Some magnetic field had always seemed to pull us together, but time and distance, had changed that. The pull had somehow weakened in the week that I spent in Miami getting second and third opinions. Last I’d seen her, we’d promised to try our hands at being friends. When I’d suggested it that day at the barbeque, I hadn’t realized what that would mean. Back then, it had seemed possible, especially since the option of being without her was unthinkable. So, I hadn't lied. I’d meant what I’d said: Aly was the light in the distance that pulled me onward, that drew me close to home. I couldn’t be without that. But now I also didn’t know if I was strong enough to watch her from a distance.
“So? Are you still in pain?”
“I’m good,” I lied again, ignoring how her lips had tightened even further, how she gripped the tassel on the sofa pillow.
“Ransom, you got another concussion.”
“Yeah. I was there.”
“And,” she continued, ignoring my smart ass comment, “it was the third one in three years.”
“Again, not new information to me.”
“What are you going to do?” She moved closer and when her hair brushed against my arm, I had to ball my fingers into a fist. The temptation to touch her was too great.
“I’m gonna rehab, like I always do.”
“You know that’s not what I mean.”
“Why?”
“What?”
I adjusted in my seat, pulling back my arm in case our hands accidentally touched. “I said why as in, why do you want to know? It’s not your job, you know. You’re not the nanny anymore and I’m not Koa.”
She didn’t hesitate. “It’ll always be my job to worry about you.”
God how I wished that were true. I hated how quickly my heart sped at her words. I hated the small thrill I got when she moved closer to me. Aly wasn’t only offering comfort—she really did want my friendship. But I couldn’t take that. Not from her.
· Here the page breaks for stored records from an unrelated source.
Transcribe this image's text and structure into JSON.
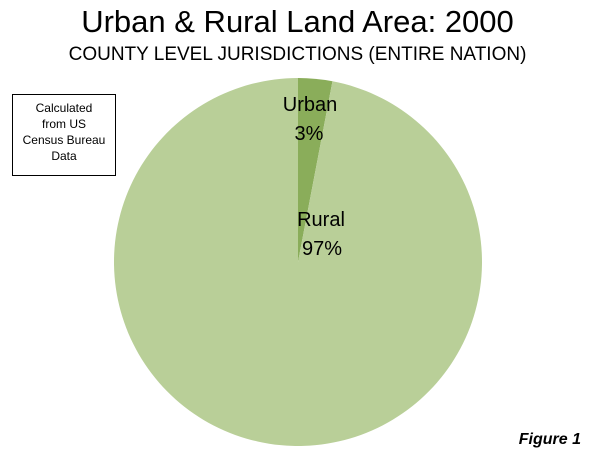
{
  "title": "Urban & Rural Land Area: 2000",
  "subtitle": "COUNTY LEVEL JURISDICTIONS (ENTIRE NATION)",
  "note": {
    "lines": [
      "Calculated",
      "from US",
      "Census Bureau",
      "Data"
    ]
  },
  "figure_label": "Figure 1",
  "colors": {
    "urban": "#8aad5a",
    "rural": "#b9cf98"
  },
  "chart_data": {
    "type": "pie",
    "slices": [
      {
        "label": "Urban",
        "value": 3,
        "percent_label": "3%"
      },
      {
        "label": "Rural",
        "value": 97,
        "percent_label": "97%"
      }
    ]
  }
}
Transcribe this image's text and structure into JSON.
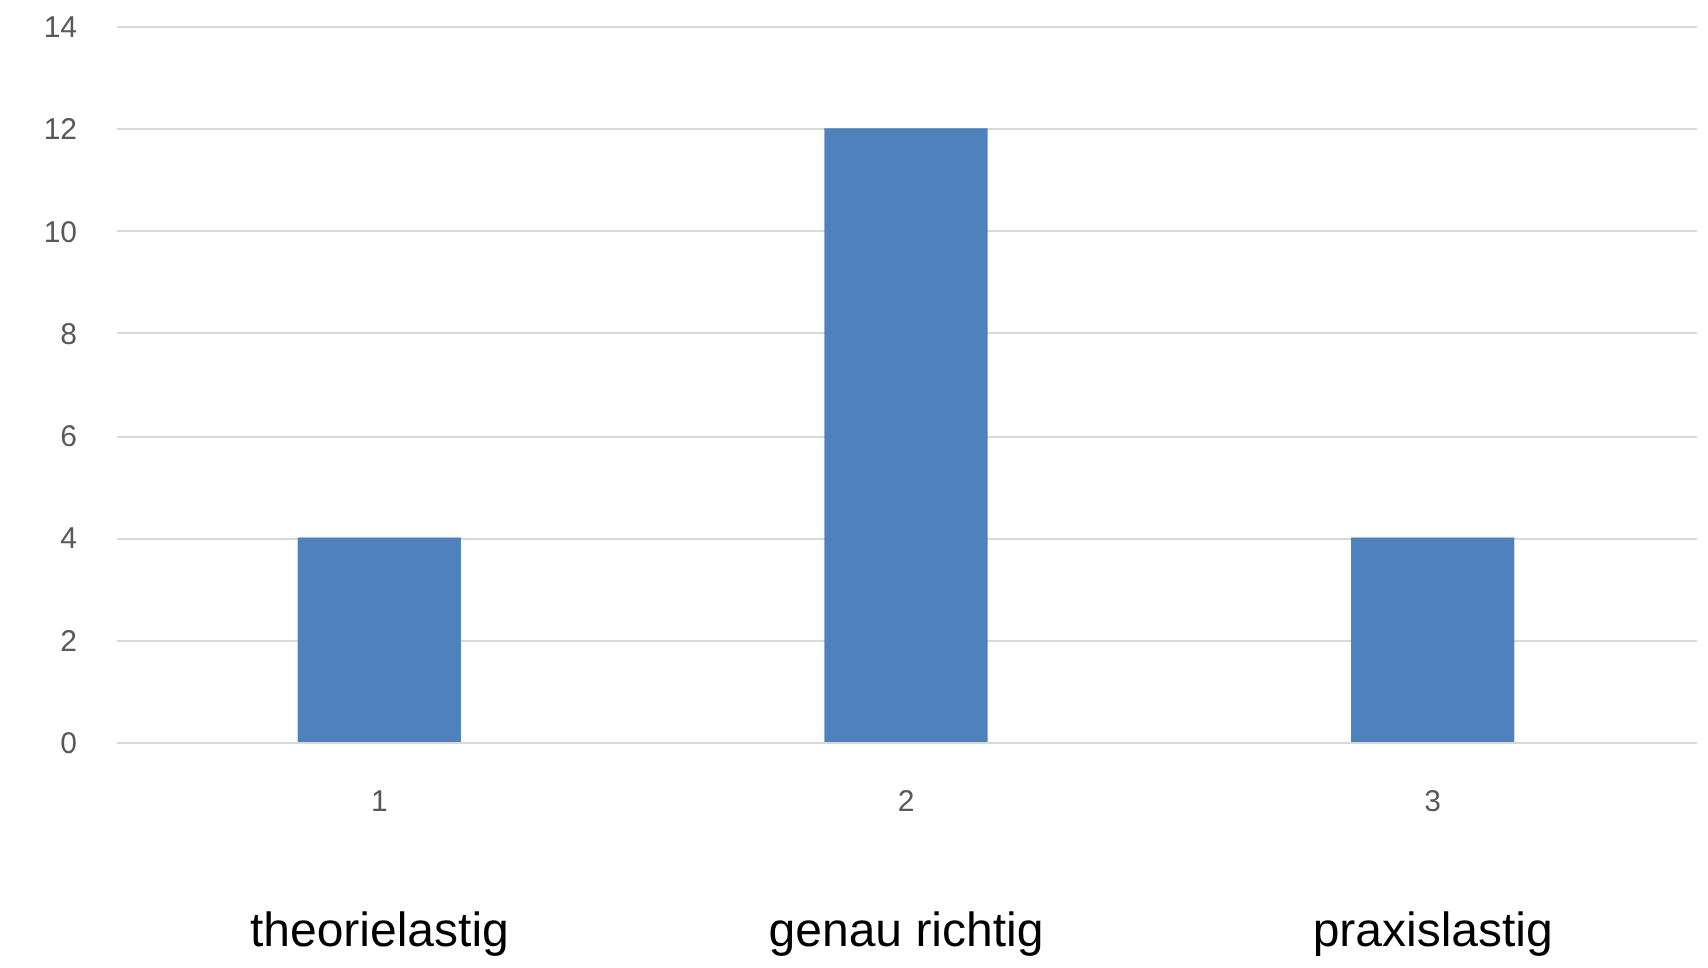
{
  "chart_data": {
    "type": "bar",
    "categories": [
      "1",
      "2",
      "3"
    ],
    "values": [
      4,
      12,
      4
    ],
    "color": "#4f81bd",
    "ylim": [
      0,
      14
    ],
    "yticks": [
      0,
      2,
      4,
      6,
      8,
      10,
      12,
      14
    ],
    "grid": "y",
    "annotations": [
      "theorielastig",
      "genau richtig",
      "praxislastig"
    ]
  }
}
“I don’t think so. We aren’t together.”
“Maybe not but that doesn’t mean I don’t still worry, that I don’t still care.” She sat so close now that a few strands of her hair brushed against my shoulder. She smelled like vanilla again, but this time I noticed the gardenia scent I knew she wore in the fall. She’d change out her perfume along with her wardrobe and fall was my favorite. Dark colors that reminded me of bonfires and the turning leaves on the oaks around my parents’ driveway and gardenias, that sweet scent that always reminded me of home, family, of Aly.
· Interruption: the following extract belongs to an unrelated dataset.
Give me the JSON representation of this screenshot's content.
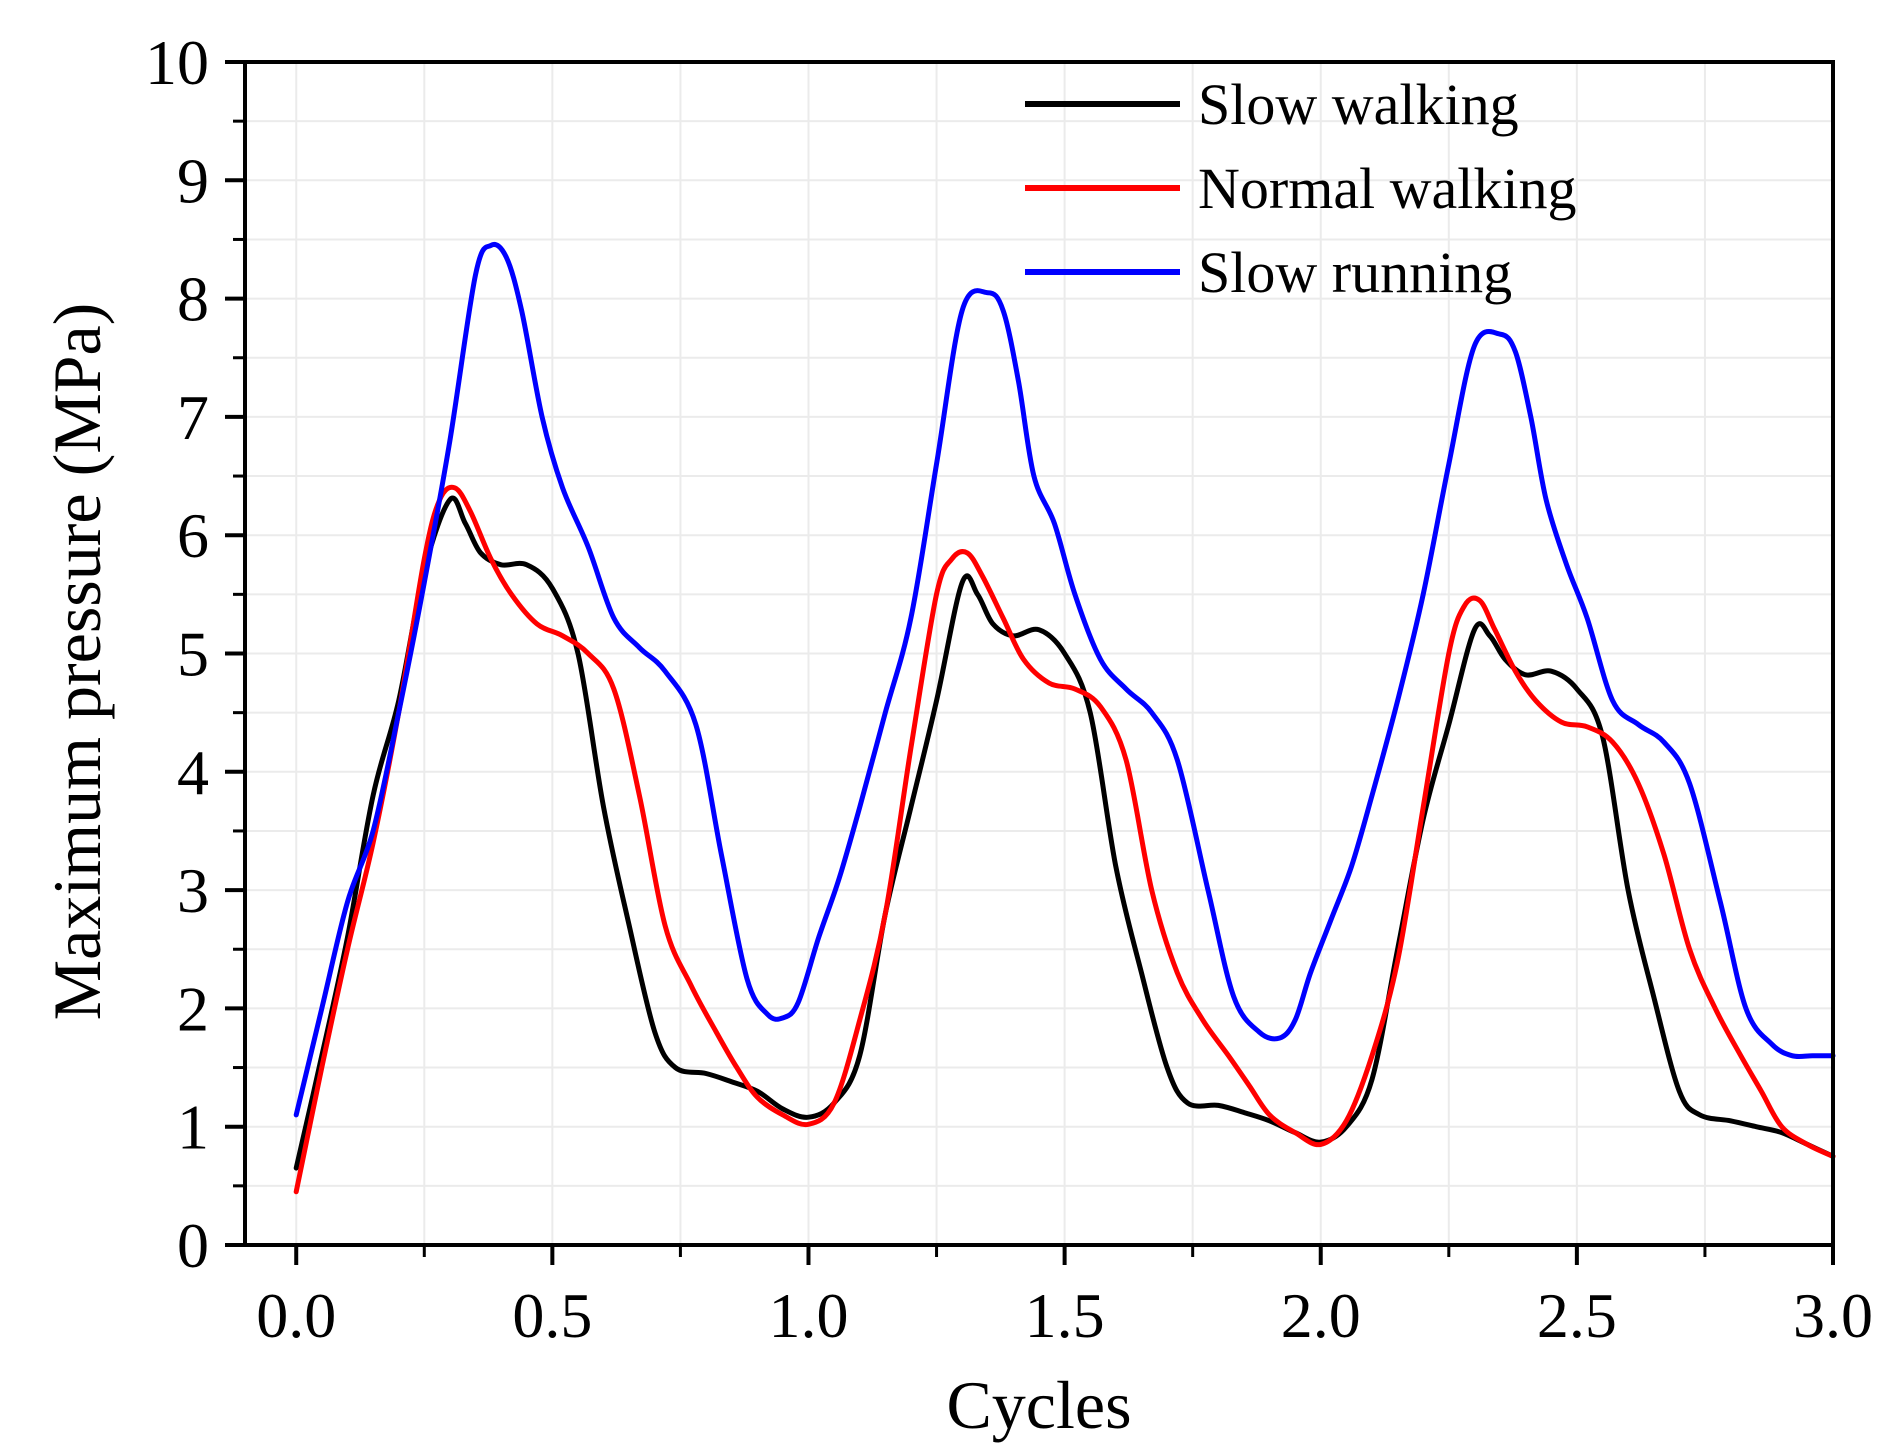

It was too much of a temptation. It was too much sentimental recollection I knew that couldn’t be mine and just then, I hated Aly just a little bit for dangling what I so desperately wanted under my nose. “It’s not enough, Aly.” Then, because I wanted her leaving, taking with her all the things I loved and could not have, I cleared my throat, making sure my glare was vicious. “I’ve got enough women who want to play nursemaid for me. I don’t need another one.”